Op de voorbereiding van een besluit tot wijziging van het plan als bedoeld in artikel 24.1 is het bepaalde in artikel 25.1 van toepassing.

Artikel 25 Algemene procedureregels

25.1 Wijziging

Op de voorbereiding van een besluit tot wijziging van het plan is afdeling 3.4 van de Algemene wet bestuursrecht van toepassing, met dien verstande dat burgemeester en wethouders binnen acht weken na afloop van de termijn van terinzagelegging omtrent de uitwerking of wijziging besluiten.

Hoofdstuk 4 Overgangs- en slotregels

Artikel 26 Overgangsrecht

26.1 Overgangsrecht bouwwerken

Een bouwwerk dat op het tijdstip van inwerkingtreding van het bestemmingsplan aanwezig of in uitvoering is, dan wel gebouwd kan worden krachtens een omgevingsvergunning voor het bouwen, en afwijkt van het plan, mag, mits deze afwijking naar aard en omvang niet wordt vergroot,

  • a. gedeeltelijk worden vernieuwd of veranderd;
  • b. na het teniet gaan ten gevolge van een calamiteit geheel worden vernieuwd of veranderd, mits de aanvraag van de omgevingsvergunning voor het bouwen wordt gedaan binnen twee jaar na de dag waarop het bouwwerk is teniet gegaan.
26.2 Afwijking

Het bevoegd gezag kan eenmalig in afwijking van het eerste lid een omgevingsvergunning verlenen voor het vergroten van de inhoud van een bouwwerk als bedoeld in lid 26.1 met maximaal 10%.

26.3 Uitzondering op het overgangsrecht bouwwerken

Lid 26.1 is niet van toepassing op bouwwerken die weliswaar bestaan op het tijdstip van inwerkingtreding van het plan, maar zijn gebouwd zonder vergunning en in strijd met het daarvoor geldende plan, daaronder begrepen de overgangsbepaling van dat plan.

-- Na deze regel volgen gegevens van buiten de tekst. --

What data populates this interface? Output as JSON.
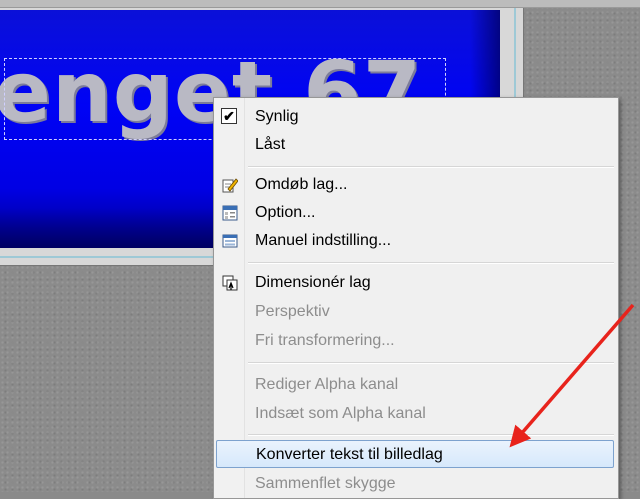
{
  "canvas_layer": {
    "text": "enget 67",
    "background_color": "#0000ee"
  },
  "context_menu": {
    "items": [
      {
        "label": "Synlig",
        "icon": "checkbox-checked-icon",
        "checked": true,
        "enabled": true
      },
      {
        "label": "Låst",
        "icon": "",
        "checked": false,
        "enabled": true
      },
      {
        "label": "Omdøb lag...",
        "icon": "rename-pencil-icon",
        "enabled": true
      },
      {
        "label": "Option...",
        "icon": "option-window-icon",
        "enabled": true
      },
      {
        "label": "Manuel indstilling...",
        "icon": "manual-settings-icon",
        "enabled": true
      },
      {
        "label": "Dimensionér lag",
        "icon": "resize-layer-icon",
        "enabled": true
      },
      {
        "label": "Perspektiv",
        "icon": "",
        "enabled": false
      },
      {
        "label": "Fri transformering...",
        "icon": "",
        "enabled": false
      },
      {
        "label": "Rediger Alpha kanal",
        "icon": "",
        "enabled": false
      },
      {
        "label": "Indsæt som Alpha kanal",
        "icon": "",
        "enabled": false
      },
      {
        "label": "Konverter tekst til billedlag",
        "icon": "",
        "enabled": true,
        "highlighted": true
      },
      {
        "label": "Sammenflet skygge",
        "icon": "",
        "enabled": false
      }
    ]
  },
  "annotation": {
    "arrow_color": "#e8231c",
    "points_to": "Konverter tekst til billedlag"
  },
  "colors": {
    "menu_bg": "#f0f0f0",
    "highlight": "#d6e8fb",
    "disabled_text": "#8d8d8d"
  }
}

26.4 Overgangsrecht gebruik

Het gebruik van grond en bouwwerken dat bestond op het tijdstip van inwerkingtreding van het bestemmingsplan en hiermee in strijd is, mag worden voortgezet.

26.5 Strijdig gebruik

Het is verboden het met het bestemmingsplan strijdige gebruik, bedoeld in lid 26.4, te veranderen of te laten veranderen in een ander met dat plan strijdig gebruik, tenzij door deze verandering de afwijking naar aard en omvang wordt verkleind.

26.6 Verboden gebruik

Indien het gebruik, bedoeld in lid 26.4, na het tijdstip van inwerkingtreding van het plan voor een periode langer dan een jaar wordt onderbroken, is het verboden dit gebruik daarna te hervatten of te laten hervatten.

26.7 Uitzondering op het overgangsrecht gebruik

Lid 26.4 is niet van toepassing op het gebruik dat reeds in strijd was met het voorheen geldende bestemmingsplan, daaronder begrepen de overgangsbepalingen van dat plan.

Artikel 27 Slotregel

Deze regels worden aangehaald als:

Regels van het bestemmingsplan Woolder Es 2012.